The recent riots in the UK received worldwide media attention, from newspapers and television to the internet and blogspots. The theme of these responses varied from Schadenfreude through to chicken-licken. The English edition of the French newspaper Le Monde diplomatique gave perhaps one of the more empathetic reports on the riots in its article, UK riots: lessons from the banlieues? Le Monde compares the response of David Cameron on these event to that of Nicolas Sarkozy in 2005, when Sarkozy dismissed the rioters in the banlieus as ‘voyous’ or thugs. Le Monde goes on to say that if the British government can learn anything from the French case, it is that conclusions drawn in the heat of the moment, from a situation that is still fluid and evolving, are not ones upon which to base any longer-term response. In 2006, in his “hug a hoodie” speech Cameron argued:
“The first thing is to recognise that we’ll never get the answers right unless we understand what’s gone wrong. Understanding the background, the reasons, the causes. It doesn’t mean excusing crime but it will help us tackle it.”

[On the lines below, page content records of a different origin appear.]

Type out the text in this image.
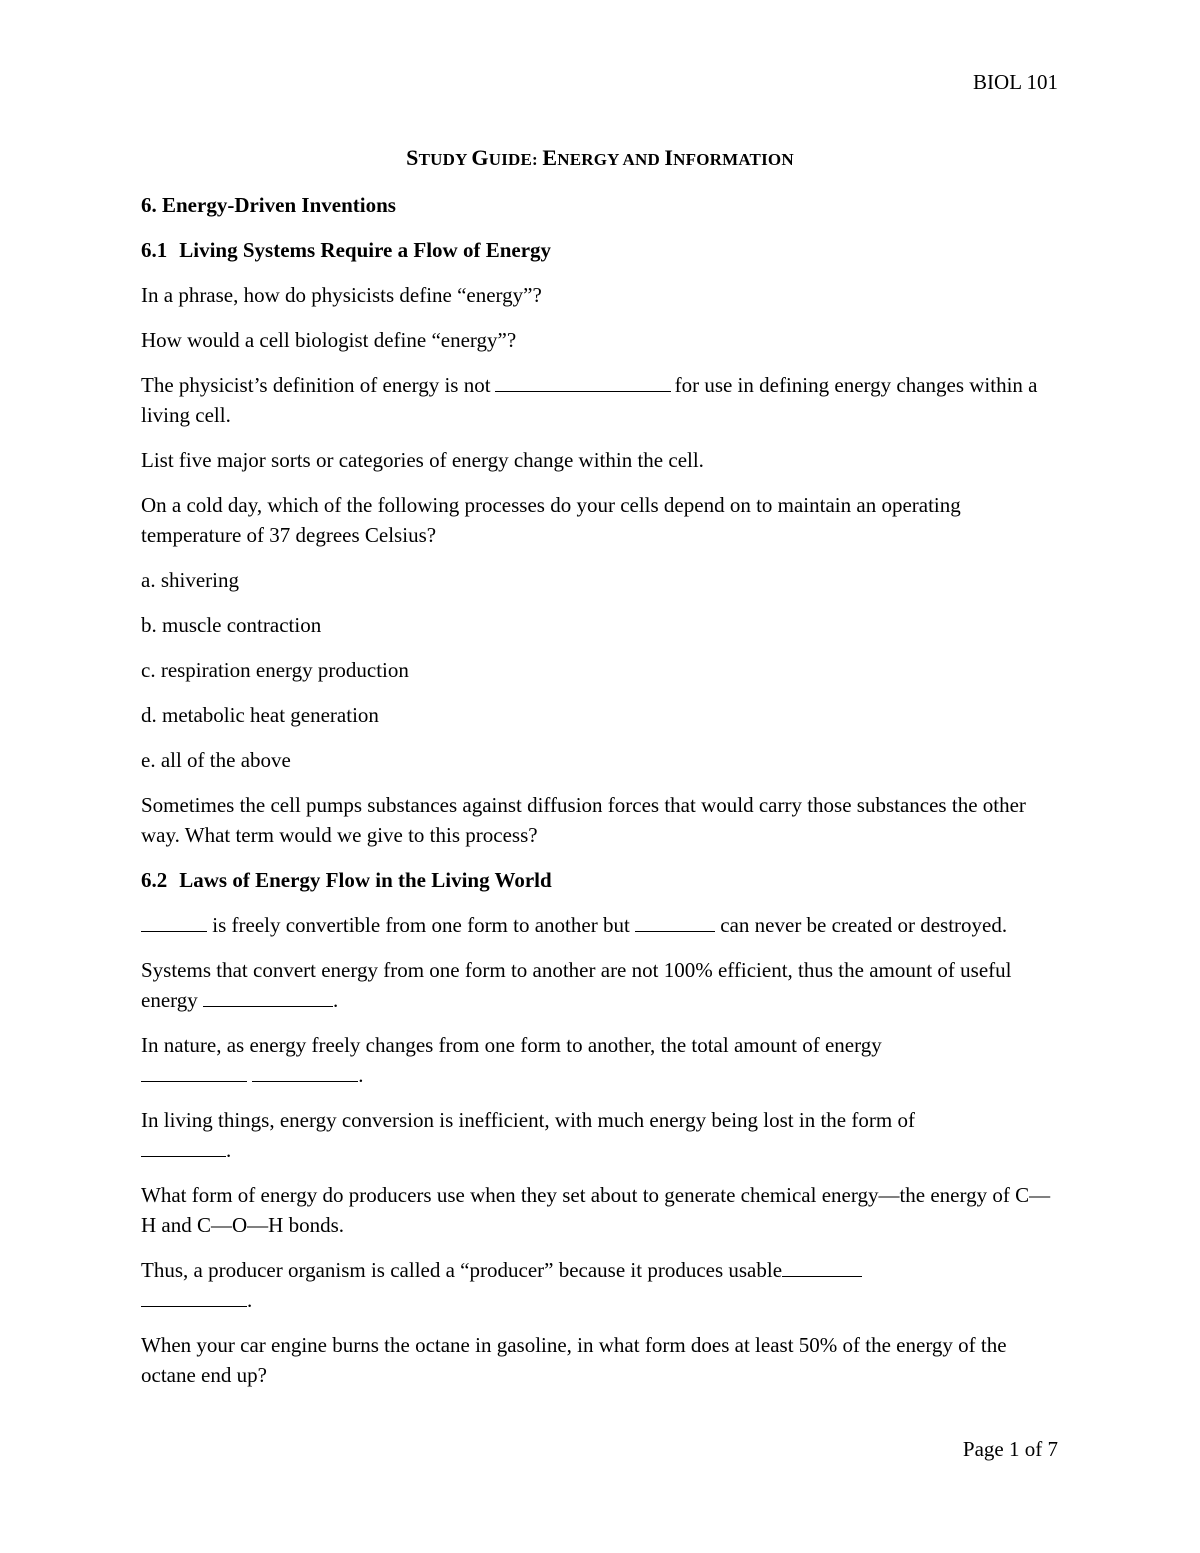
BIOL 101
STUDY GUIDE: ENERGY AND INFORMATION
6. Energy-Driven Inventions
6.1 Living Systems Require a Flow of Energy

In a phrase, how do physicists define “energy”?

How would a cell biologist define “energy”?

The physicist’s definition of energy is not	for use in defining energy changes within a living cell.

List five major sorts or categories of energy change within the cell.

On a cold day, which of the following processes do your cells depend on to maintain an operating temperature of 37 degrees Celsius?

a. shivering

b. muscle contraction

c. respiration energy production

d. metabolic heat generation

e. all of the above

Sometimes the cell pumps substances against diffusion forces that would carry those substances the other way. What term would we give to this process?

6.2 Laws of Energy Flow in the Living World

is freely convertible from one form to another but	can never be created or destroyed.

Systems that convert energy from one form to another are not 100% efficient, thus the amount of useful energy	.

In nature, as energy freely changes from one form to another, the total amount of energy
.

In living things, energy conversion is inefficient, with much energy being lost in the form of
.

What form of energy do producers use when they set about to generate chemical energy—the energy of C—H and C—O—H bonds.

Thus, a producer organism is called a “producer” because it produces usable
.

When your car engine burns the octane in gasoline, in what form does at least 50% of the energy of the octane end up?

Page 1 of 7
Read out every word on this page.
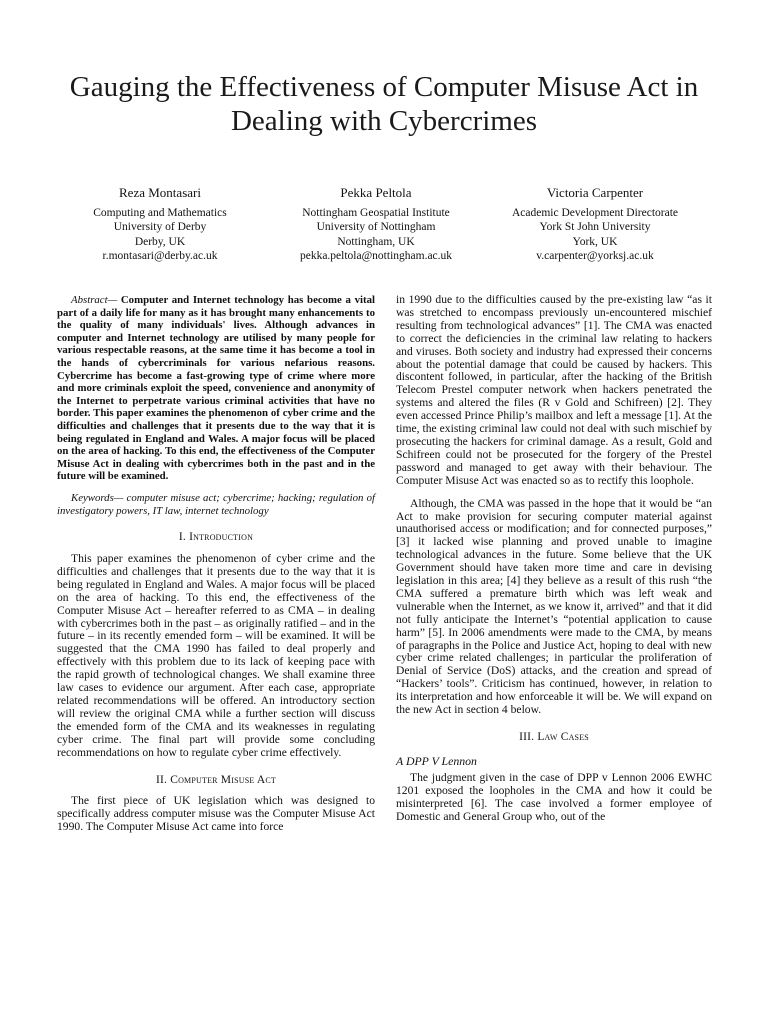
Gauging the Effectiveness of Computer Misuse Act in Dealing with Cybercrimes
Reza Montasari
Computing and Mathematics
University of Derby
Derby, UK
r.montasari@derby.ac.uk
Pekka Peltola
Nottingham Geospatial Institute
University of Nottingham
Nottingham, UK
pekka.peltola@nottingham.ac.uk
Victoria Carpenter
Academic Development Directorate
York St John University
York, UK
v.carpenter@yorksj.ac.uk

Abstract— Computer and Internet technology has become a vital part of a daily life for many as it has brought many enhancements to the quality of many individuals' lives. Although advances in computer and Internet technology are utilised by many people for various respectable reasons, at the same time it has become a tool in the hands of cybercriminals for various nefarious reasons. Cybercrime has become a fast-growing type of crime where more and more criminals exploit the speed, convenience and anonymity of the Internet to perpetrate various criminal activities that have no border. This paper examines the phenomenon of cyber crime and the difficulties and challenges that it presents due to the way that it is being regulated in England and Wales. A major focus will be placed on the area of hacking. To this end, the effectiveness of the Computer Misuse Act in dealing with cybercrimes both in the past and in the future will be examined.

Keywords— computer misuse act; cybercrime; hacking; regulation of investigatory powers, IT law, internet technology

I. Introduction

This paper examines the phenomenon of cyber crime and the difficulties and challenges that it presents due to the way that it is being regulated in England and Wales. A major focus will be placed on the area of hacking. To this end, the effectiveness of the Computer Misuse Act – hereafter referred to as CMA – in dealing with cybercrimes both in the past – as originally ratified – and in the future – in its recently emended form – will be examined. It will be suggested that the CMA 1990 has failed to deal properly and effectively with this problem due to its lack of keeping pace with the rapid growth of technological changes. We shall examine three law cases to evidence our argument. After each case, appropriate related recommendations will be offered. An introductory section will review the original CMA while a further section will discuss the emended form of the CMA and its weaknesses in regulating cyber crime. The final part will provide some concluding recommendations on how to regulate cyber crime effectively.

II. Computer Misuse Act

The first piece of UK legislation which was designed to specifically address computer misuse was the Computer Misuse Act 1990. The Computer Misuse Act came into force

in 1990 due to the difficulties caused by the pre-existing law “as it was stretched to encompass previously un-encountered mischief resulting from technological advances” [1]. The CMA was enacted to correct the deficiencies in the criminal law relating to hackers and viruses. Both society and industry had expressed their concerns about the potential damage that could be caused by hackers. This discontent followed, in particular, after the hacking of the British Telecom Prestel computer network when hackers penetrated the systems and altered the files (R v Gold and Schifreen) [2]. They even accessed Prince Philip’s mailbox and left a message [1]. At the time, the existing criminal law could not deal with such mischief by prosecuting the hackers for criminal damage. As a result, Gold and Schifreen could not be prosecuted for the forgery of the Prestel password and managed to get away with their behaviour. The Computer Misuse Act was enacted so as to rectify this loophole.

Although, the CMA was passed in the hope that it would be “an Act to make provision for securing computer material against unauthorised access or modification; and for connected purposes,” [3] it lacked wise planning and proved unable to imagine technological advances in the future. Some believe that the UK Government should have taken more time and care in devising legislation in this area; [4] they believe as a result of this rush “the CMA suffered a premature birth which was left weak and vulnerable when the Internet, as we know it, arrived” and that it did not fully anticipate the Internet’s “potential application to cause harm” [5]. In 2006 amendments were made to the CMA, by means of paragraphs in the Police and Justice Act, hoping to deal with new cyber crime related challenges; in particular the proliferation of Denial of Service (DoS) attacks, and the creation and spread of “Hackers’ tools”. Criticism has continued, however, in relation to its interpretation and how enforceable it will be. We will expand on the new Act in section 4 below.

III. Law Cases
A DPP V Lennon

The judgment given in the case of DPP v Lennon 2006 EWHC 1201 exposed the loopholes in the CMA and how it could be misinterpreted [6]. The case involved a former employee of Domestic and General Group who, out of the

There’s certainly no shortage of advice for the UK Government, mostly aimed at addressing social needs. It seems that the general consensus is that these riots are a result of urban poverty, something not being borne out by those rioters being convicted of an offence. A previous post on ‘urban poverty’, would suggest that first world democratic governments administrations have little understanding of the background to urban poverty. These Administrations think that simply throwing money at a problem is the cure. And perhaps here, the cloud of the current financial crisis has a silver lining, there is no mountain of money to cure or bury the problem with. This would suggest that any solution requires funding that would identify the problem and bring about effective long term changes. However, in the French case the class is still out and perhaps this is because there is no easy alternative to a money mountain and certainly no short term solution.
The alarm expressed by Anderton 30 years ago was that;
“from the police point of view… theft, burglary, even violent crime will not be the predominant police feature. What will be the matter of greatest concern will be the covert and ultimately overt attempts to overthrow democracy, to subvert the authority of the state.”
Cockburn concludes his article by saying that;
Emergency laws, rushed through by panicked politicians, are always bad. It will take America many decades, if ever, to restore civil liberties and approach crime rationally – and this will only come with courageous and inventive political leadership in the poor communities. Britons should study carefully the lessons of America’s 40-year swerve.
The primary objective of the police is always to prevent the authority of the State being subverted through civil disobedience, an objective that applies to both democratic and non-democratic States. It’s only in times of normality that perhaps their policing objectives diverge. In times of normality the primary objective of policing a democratic State is the protection of property and people, while for a non-democratic State the primary objective of policing never deviates from protection of the State. The democratic world should make sure that these abnormal times do not allow further erosion of civil liberties to take place such that , regardless of class, the authority of the State can go unchallenged.